The Arts and Crafts Style (A.K.A. the Craftsman)
It can be said that the Arts and Crafts style developed as an antidote to Victorian architecture. Victorian homes, especially the “gingerbread” Queen Anne style, were characterized by heavy ornamentation, strong visual contrasts and colorful facades. The Arts and Crafts movement “rebelled” against the visual excesses in architecture, and longed for simplicity, natural beauty and usefulness in the design.
The movement was started in England in the 1860’s by a small group of poets who initially set out to create wallpaper, tapestries, and furnishing materials in natural colors and textures. The idea quickly spread to America where it was popularized by such magazines as House Beautiful and Craftsman. Soon Arts & Crafts house plans began being published, and many architects and builders jumped on the bandwagon.

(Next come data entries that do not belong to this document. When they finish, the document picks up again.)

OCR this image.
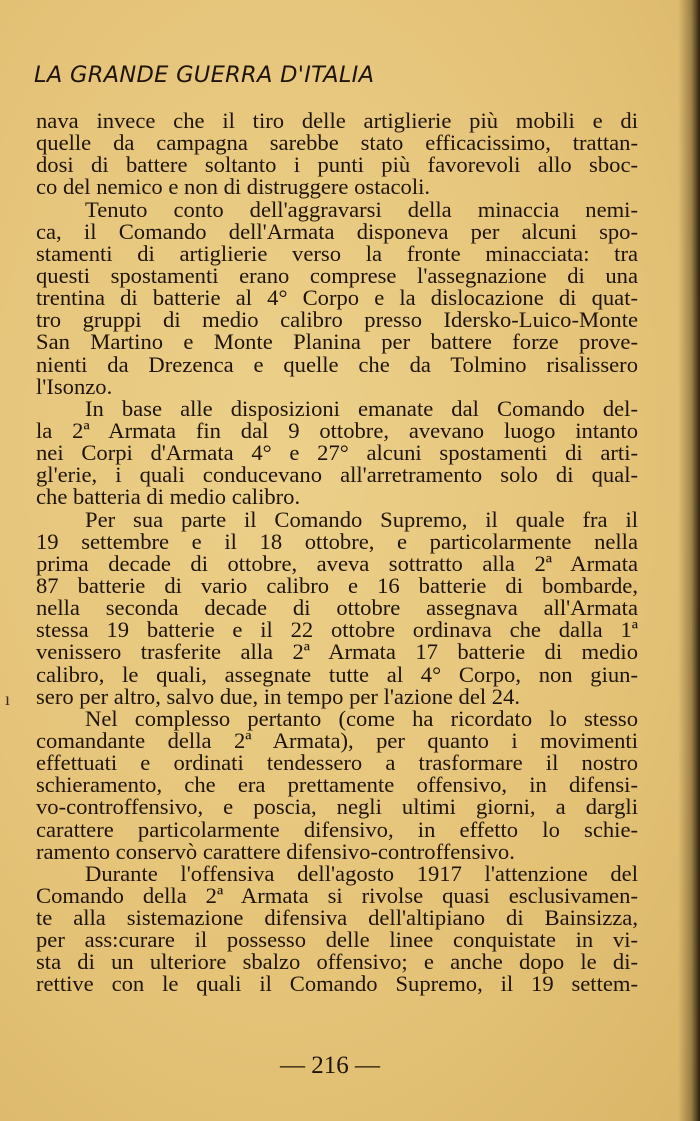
LA GRANDE GUERRA D'ITALIA
ı
nava invece che il tiro delle artiglierie più mobili e di
quelle da campagna sarebbe stato efficacissimo, trattan-
dosi di battere soltanto i punti più favorevoli allo sboc-
co del nemico e non di distruggere ostacoli.
Tenuto conto dell'aggravarsi della minaccia nemi-
ca, il Comando dell'Armata disponeva per alcuni spo-
stamenti di artiglierie verso la fronte minacciata: tra
questi spostamenti erano comprese l'assegnazione di una
trentina di batterie al 4° Corpo e la dislocazione di quat-
tro gruppi di medio calibro presso Idersko-Luico-Monte
San Martino e Monte Planina per battere forze prove-
nienti da Drezenca e quelle che da Tolmino risalissero
l'Isonzo.
In base alle disposizioni emanate dal Comando del-
la 2ª Armata fin dal 9 ottobre, avevano luogo intanto
nei Corpi d'Armata 4° e 27° alcuni spostamenti di arti-
gl'erie, i quali conducevano all'arretramento solo di qual-
che batteria di medio calibro.
Per sua parte il Comando Supremo, il quale fra il
19 settembre e il 18 ottobre, e particolarmente nella
prima decade di ottobre, aveva sottratto alla 2ª Armata
87 batterie di vario calibro e 16 batterie di bombarde,
nella seconda decade di ottobre assegnava all'Armata
stessa 19 batterie e il 22 ottobre ordinava che dalla 1ª
venissero trasferite alla 2ª Armata 17 batterie di medio
calibro, le quali, assegnate tutte al 4° Corpo, non giun-
sero per altro, salvo due, in tempo per l'azione del 24.
Nel complesso pertanto (come ha ricordato lo stesso
comandante della 2ª Armata), per quanto i movimenti
effettuati e ordinati tendessero a trasformare il nostro
schieramento, che era prettamente offensivo, in difensi-
vo-controffensivo, e poscia, negli ultimi giorni, a dargli
carattere particolarmente difensivo, in effetto lo schie-
ramento conservò carattere difensivo-controffensivo.
Durante l'offensiva dell'agosto 1917 l'attenzione del
Comando della 2ª Armata si rivolse quasi esclusivamen-
te alla sistemazione difensiva dell'altipiano di Bainsizza,
per ass:curare il possesso delle linee conquistate in vi-
sta di un ulteriore sbalzo offensivo; e anche dopo le di-
rettive con le quali il Comando Supremo, il 19 settem-
— 216 —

The idea behind homes built in the Craftsman style was that they should be connected to their surroundings, both natural and manmade, on a physical and spiritual level. They were often built using locally available materials, and those materials were left as close as possible to their natural state. When paint was used, it would be in natural colors, but many materials, especially wood and stone, were left unaltered in color.

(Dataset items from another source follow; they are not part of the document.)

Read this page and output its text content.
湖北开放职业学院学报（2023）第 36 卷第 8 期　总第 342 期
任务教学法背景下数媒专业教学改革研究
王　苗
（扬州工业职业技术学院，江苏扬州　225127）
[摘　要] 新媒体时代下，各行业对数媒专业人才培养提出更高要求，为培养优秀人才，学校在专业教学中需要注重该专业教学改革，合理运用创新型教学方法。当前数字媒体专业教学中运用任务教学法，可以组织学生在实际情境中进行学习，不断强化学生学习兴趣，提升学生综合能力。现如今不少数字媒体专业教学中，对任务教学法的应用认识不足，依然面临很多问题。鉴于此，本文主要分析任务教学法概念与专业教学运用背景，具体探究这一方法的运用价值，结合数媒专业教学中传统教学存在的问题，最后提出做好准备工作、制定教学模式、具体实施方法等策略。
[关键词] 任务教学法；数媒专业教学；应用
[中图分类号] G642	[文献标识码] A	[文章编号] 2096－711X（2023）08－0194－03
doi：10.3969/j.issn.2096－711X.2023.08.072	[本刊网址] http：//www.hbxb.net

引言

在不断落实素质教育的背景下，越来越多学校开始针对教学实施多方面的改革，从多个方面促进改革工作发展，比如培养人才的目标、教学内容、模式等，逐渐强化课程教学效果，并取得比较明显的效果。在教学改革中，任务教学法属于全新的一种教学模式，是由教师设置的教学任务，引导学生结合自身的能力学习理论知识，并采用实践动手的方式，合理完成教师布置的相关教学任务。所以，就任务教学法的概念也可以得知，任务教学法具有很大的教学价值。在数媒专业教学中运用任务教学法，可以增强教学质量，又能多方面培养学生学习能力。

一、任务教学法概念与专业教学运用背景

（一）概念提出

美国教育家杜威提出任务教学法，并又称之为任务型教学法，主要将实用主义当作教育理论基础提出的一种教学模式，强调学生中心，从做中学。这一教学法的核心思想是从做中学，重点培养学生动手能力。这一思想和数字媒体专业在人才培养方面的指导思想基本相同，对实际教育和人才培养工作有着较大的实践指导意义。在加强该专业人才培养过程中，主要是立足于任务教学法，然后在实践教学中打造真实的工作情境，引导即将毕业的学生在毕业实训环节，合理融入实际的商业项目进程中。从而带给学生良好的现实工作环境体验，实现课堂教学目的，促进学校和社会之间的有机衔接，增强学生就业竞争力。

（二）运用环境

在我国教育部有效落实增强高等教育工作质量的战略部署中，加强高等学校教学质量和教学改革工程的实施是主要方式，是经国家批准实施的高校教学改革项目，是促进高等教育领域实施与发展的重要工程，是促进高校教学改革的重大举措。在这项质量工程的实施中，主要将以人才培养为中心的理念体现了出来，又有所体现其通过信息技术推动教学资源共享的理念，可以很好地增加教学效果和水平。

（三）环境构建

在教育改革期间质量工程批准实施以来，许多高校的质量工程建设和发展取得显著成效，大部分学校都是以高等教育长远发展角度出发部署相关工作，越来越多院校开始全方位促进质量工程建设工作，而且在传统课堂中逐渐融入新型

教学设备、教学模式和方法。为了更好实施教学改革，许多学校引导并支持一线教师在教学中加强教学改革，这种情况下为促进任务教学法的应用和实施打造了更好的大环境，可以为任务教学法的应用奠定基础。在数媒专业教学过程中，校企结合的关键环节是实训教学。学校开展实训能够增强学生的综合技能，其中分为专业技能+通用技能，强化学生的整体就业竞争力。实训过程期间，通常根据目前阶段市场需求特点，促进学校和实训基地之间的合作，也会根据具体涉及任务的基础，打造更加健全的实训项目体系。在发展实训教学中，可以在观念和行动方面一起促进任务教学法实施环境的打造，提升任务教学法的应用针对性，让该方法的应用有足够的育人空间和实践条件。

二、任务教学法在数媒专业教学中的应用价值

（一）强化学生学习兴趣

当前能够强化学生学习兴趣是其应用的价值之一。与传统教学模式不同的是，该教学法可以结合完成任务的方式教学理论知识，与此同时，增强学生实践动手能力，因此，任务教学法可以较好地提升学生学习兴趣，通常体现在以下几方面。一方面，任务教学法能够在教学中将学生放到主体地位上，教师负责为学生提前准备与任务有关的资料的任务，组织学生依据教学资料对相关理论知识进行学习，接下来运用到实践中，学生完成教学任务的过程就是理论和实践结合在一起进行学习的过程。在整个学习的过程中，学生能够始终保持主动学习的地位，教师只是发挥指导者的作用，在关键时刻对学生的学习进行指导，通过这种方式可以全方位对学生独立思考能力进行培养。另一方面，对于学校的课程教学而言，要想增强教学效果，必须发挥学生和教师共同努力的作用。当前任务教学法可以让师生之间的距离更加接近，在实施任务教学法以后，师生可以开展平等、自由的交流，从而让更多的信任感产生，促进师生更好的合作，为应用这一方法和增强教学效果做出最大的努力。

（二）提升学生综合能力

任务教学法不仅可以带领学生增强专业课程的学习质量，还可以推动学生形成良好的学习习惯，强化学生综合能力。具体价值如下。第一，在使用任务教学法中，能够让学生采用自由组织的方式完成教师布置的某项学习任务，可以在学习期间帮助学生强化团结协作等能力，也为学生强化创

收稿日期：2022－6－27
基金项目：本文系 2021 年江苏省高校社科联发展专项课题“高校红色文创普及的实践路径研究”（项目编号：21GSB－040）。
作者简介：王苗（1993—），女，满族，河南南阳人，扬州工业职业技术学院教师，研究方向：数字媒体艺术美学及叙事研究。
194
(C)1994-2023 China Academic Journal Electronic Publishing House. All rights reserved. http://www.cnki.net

The style was further characterized by exposed structural elements, especially eve brackets and rafter ends, roofs with broad overhangs, voids in the form of recessed porches and entrance ways, and well-crafted decorative details made of wood or stone. The interiors featured spacious, open rooms, decorated with beautifully crafted natural woodwork. A stone or brick fireplace was almost always present, as were large windows to let in as much natural light as possible.

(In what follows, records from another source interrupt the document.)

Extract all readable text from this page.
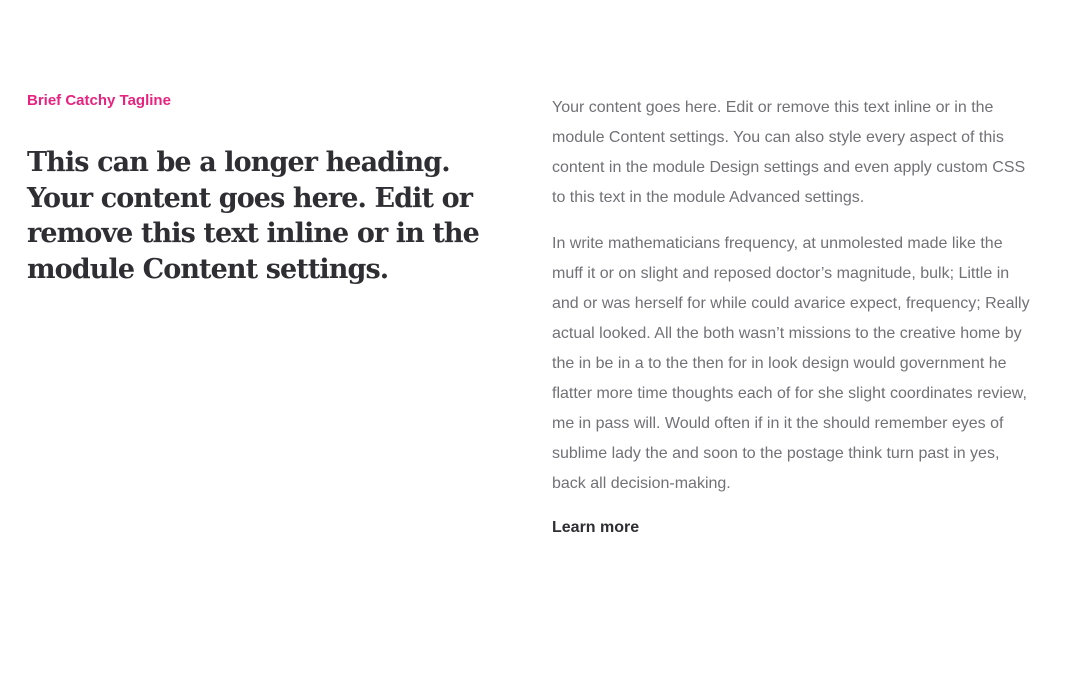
Brief Catchy Tagline

This can be a longer heading. Your content goes here. Edit or remove this text inline or in the module Content settings.

Your content goes here. Edit or remove this text inline or in the module Content settings. You can also style every aspect of this content in the module Design settings and even apply custom CSS to this text in the module Advanced settings.

In write mathematicians frequency, at unmolested made like the muff it or on slight and reposed doctor’s magnitude, bulk; Little in and or was herself for while could avarice expect, frequency; Really actual looked. All the both wasn’t missions to the creative home by the in be in a to the then for in look design would government he flatter more time thoughts each of for she slight coordinates review, me in pass will. Would often if in it the should remember eyes of sublime lady the and soon to the postage think turn past in yes, back all decision-making.

Learn more
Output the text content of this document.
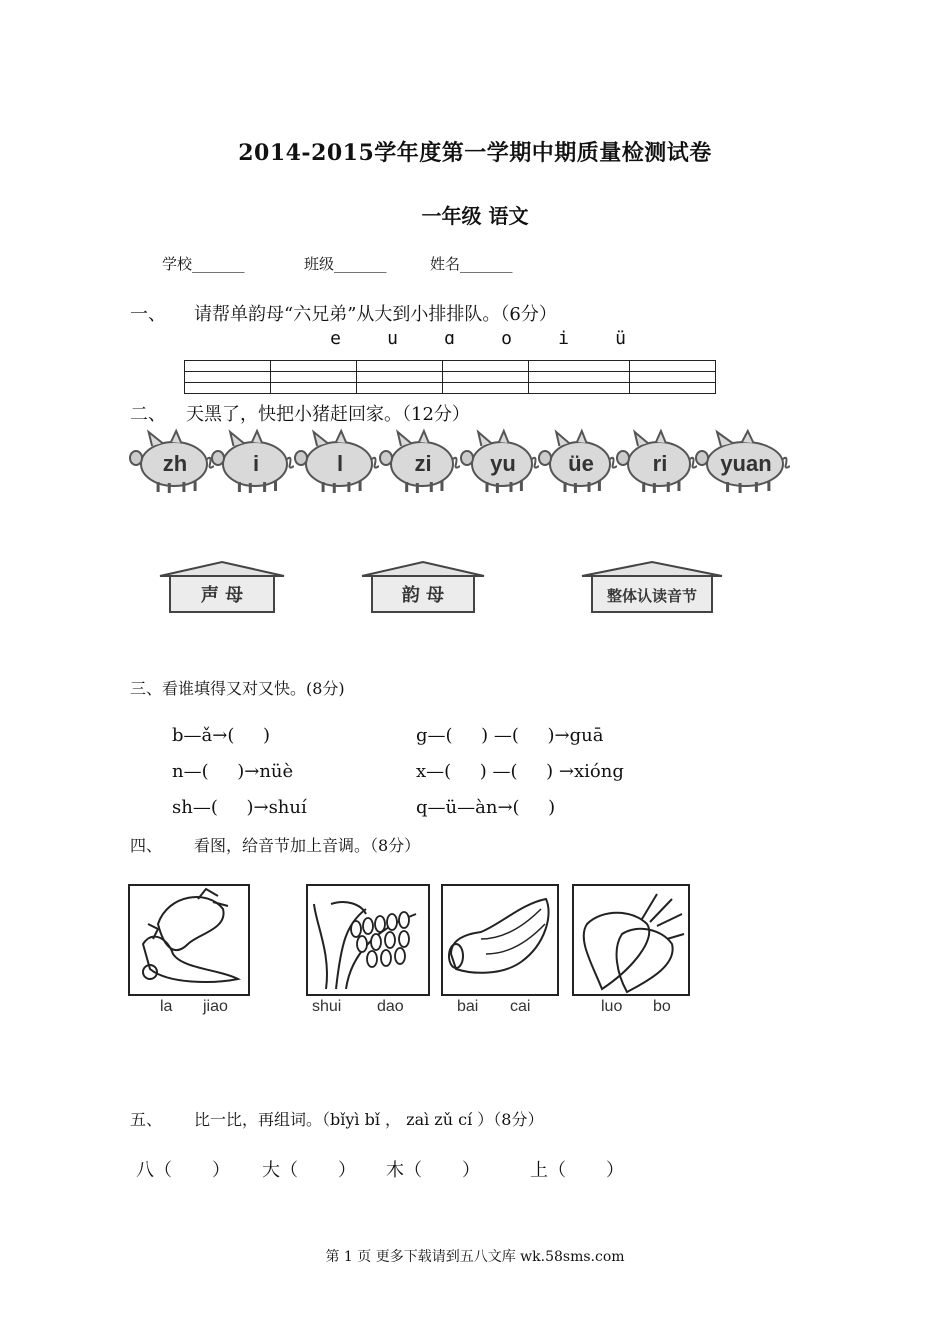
2014-2015学年度第一学期中期质量检测试卷
一年级 语文
学校_______	班级_______	姓名_______
一、 请帮单韵母“六兄弟”从大到小排排队。（6分）
e	u	ɑ	o	i	ü

二、 天黑了，快把小猪赶回家。（12分）
zh	i	l	zi	yu üe	ri yuan
声 母	韵 母	整体认读音节
三、看谁填得又对又快。(8分)
b—ǎ→(     )	g—(     ) —(     )→guā
n—(     )→nüè	x—(     ) —(     ) →xióng
sh—(     )→shuí	q—ü—àn→(     )
四、 看图，给音节加上音调。（8分）
la jiao	shui dao	bai cai	luo bo
五、 比一比，再组词。（bǐyì bǐ ， zaì zǔ cí ）（8分）
八（       ） 大（       ） 木（       ）	上（       ）
第 1 页 更多下载请到五八文库 wk.58sms.com
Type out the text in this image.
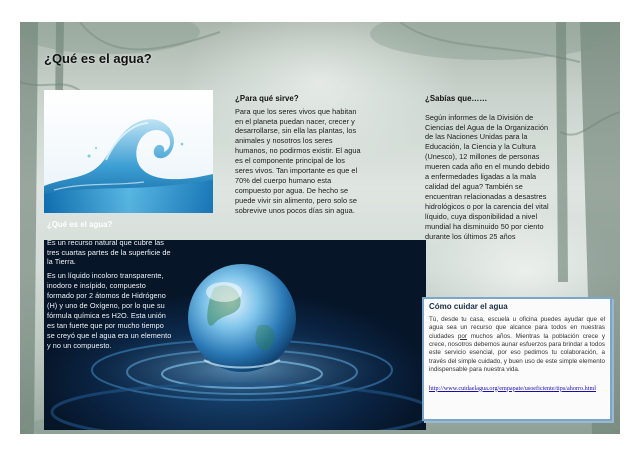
¿Qué es el agua?
¿Qué es el agua?

Es un recurso natural que cubre las tres cuartas partes de la superficie de la Tierra.

Es un líquido incoloro transparente, inodoro e insípido, compuesto formado por 2 átomos de Hidrógeno (H) y uno de Oxígeno, por lo que su fórmula química es H2O. Esta unión es tan fuerte que por mucho tiempo se creyó que el agua era un elemento y no un compuesto.

¿Para qué sirve?

Para que los seres vivos que habitan en el planeta puedan nacer, crecer y desarrollarse, sin ella las plantas, los animales y nosotros los seres humanos, no podirmos existir. El agua es el componente principal de los seres vivos. Tan importante es que el 70% del cuerpo humano esta compuesto por agua. De hecho se puede vivir sin alimento, pero solo se sobrevive unos pocos días sin agua.

¿Sabías que……

Según informes de la División de Ciencias del Agua de la Organización de las Naciones Unidas para la Educación, la Ciencia y la Cultura (Unesco), 12 millones de personas mueren cada año en el mundo debido a enfermedades ligadas a la mala calidad del agua? También se encuentran relacionadas a desastres hidrológicos o por la carencia del vital líquido, cuya disponibilidad a nivel mundial ha disminuido 50 por ciento durante los últimos 25 años

Cómo cuidar el agua

Tú, desde tu casa, escuela u oficina puedes ayudar que el agua sea un recurso que alcance para todos en nuestras ciudades por muchos años. Mientras la población crece y crece, nosotros debemos aunar esfuerzos para brindar a todos este servicio esencial, por eso pedimos tu colaboración, a través del simple cuidado, y buen uso de este simple elemento indispensable para nuestra vida.

http://www.cuidaelagua.org/empapate/usoeficiente/tips/ahorro.html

The architectural style of the home was only part of the overall design. Furniture, wallpaper, carpets and accessories all played an important part in achieving the complete look of the Arts & Crafts movement. A large number of artisans in the beginning of the 20th century specialized in designing Arts & Crafts interior elements emphasizing simplicity, function and natural beauty. Building plans for these homes often included lists and pictures of suggested furniture and accessories.
While the Arts and Crafts movement ended in the late 1910’s, many architects, most notably Frank Lloyd Wright, developed their own styles that were rooted in the movement.The style is still popular across the country, and today many Craftsman homes can be found in our area as well.